Storing Arrays on Disk in Binary Format

np.save and np.load are the two workhorse functions for efficiently saving and loading array data on disk. Arrays are saved by default in an uncompressed raw binary format with file extension .npy.

arr = np.arange(10)  
np.save('some_array', arr)

np.load('some_array.npy')  
#Output:array([0, 1, 2, 3, 4, 5, 6, 7, 8, 9])

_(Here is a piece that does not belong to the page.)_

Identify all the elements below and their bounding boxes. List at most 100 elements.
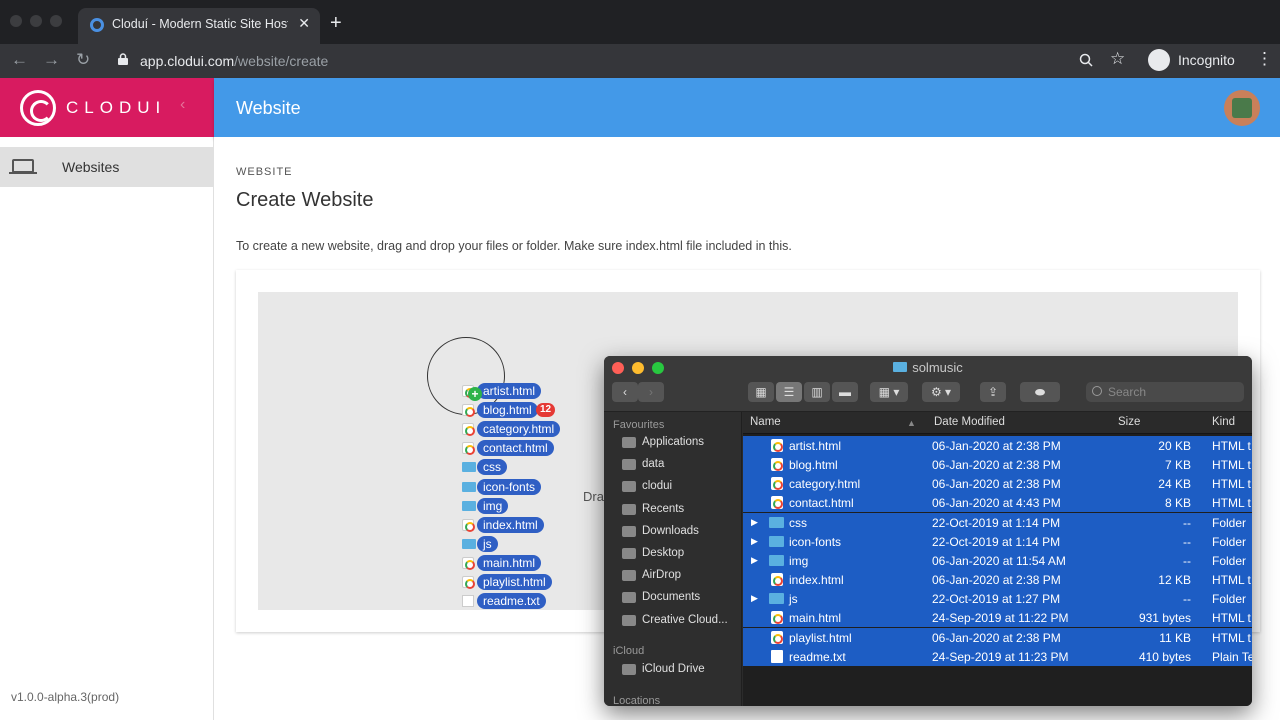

If you save multiple arrays in a zip archive using np.savez and passing the arrays as keyword arguments. When loading an .npz file, you get back a dict-like object which loads the individual arrays lazily:

np.savez('array_archive.npz', a = arr, b = arr)  
arch = np.load('array_archive.npz')  
arch['b']  
#Output:array([0, 1, 2, 3, 4, 5, 6, 7, 8, 9])
Saving and Loading Text Files

Use np.loadtxt to read data in txt formate file, which you can appoint specific delimiter to extract data from large text.

arr = np.loadtxt('array_ex.txt', delimiter=',')  
arr  
#Output:
#array([[ 0.580052,  0.18673 ,  1.040717,  1.134411],
#       [ 0.194163, -0.636917, -0.938659,  0.124094],
#       [-0.12641 ,  0.268607, -0.695724,  0.047428],
#       [-1.484413,  0.004176, -0.744203,  0.005487],
#       [ 2.302869,  0.200131,  1.670238, -1.88109 ],
#       [-0.19323 ,  1.047233,  0.482803,  0.960334]])

np.savetxt performs the inverse operation: writing an array to a delimited text file. genfromtxt is similar to loadtxt but is geared for structured arrays and missing data handling.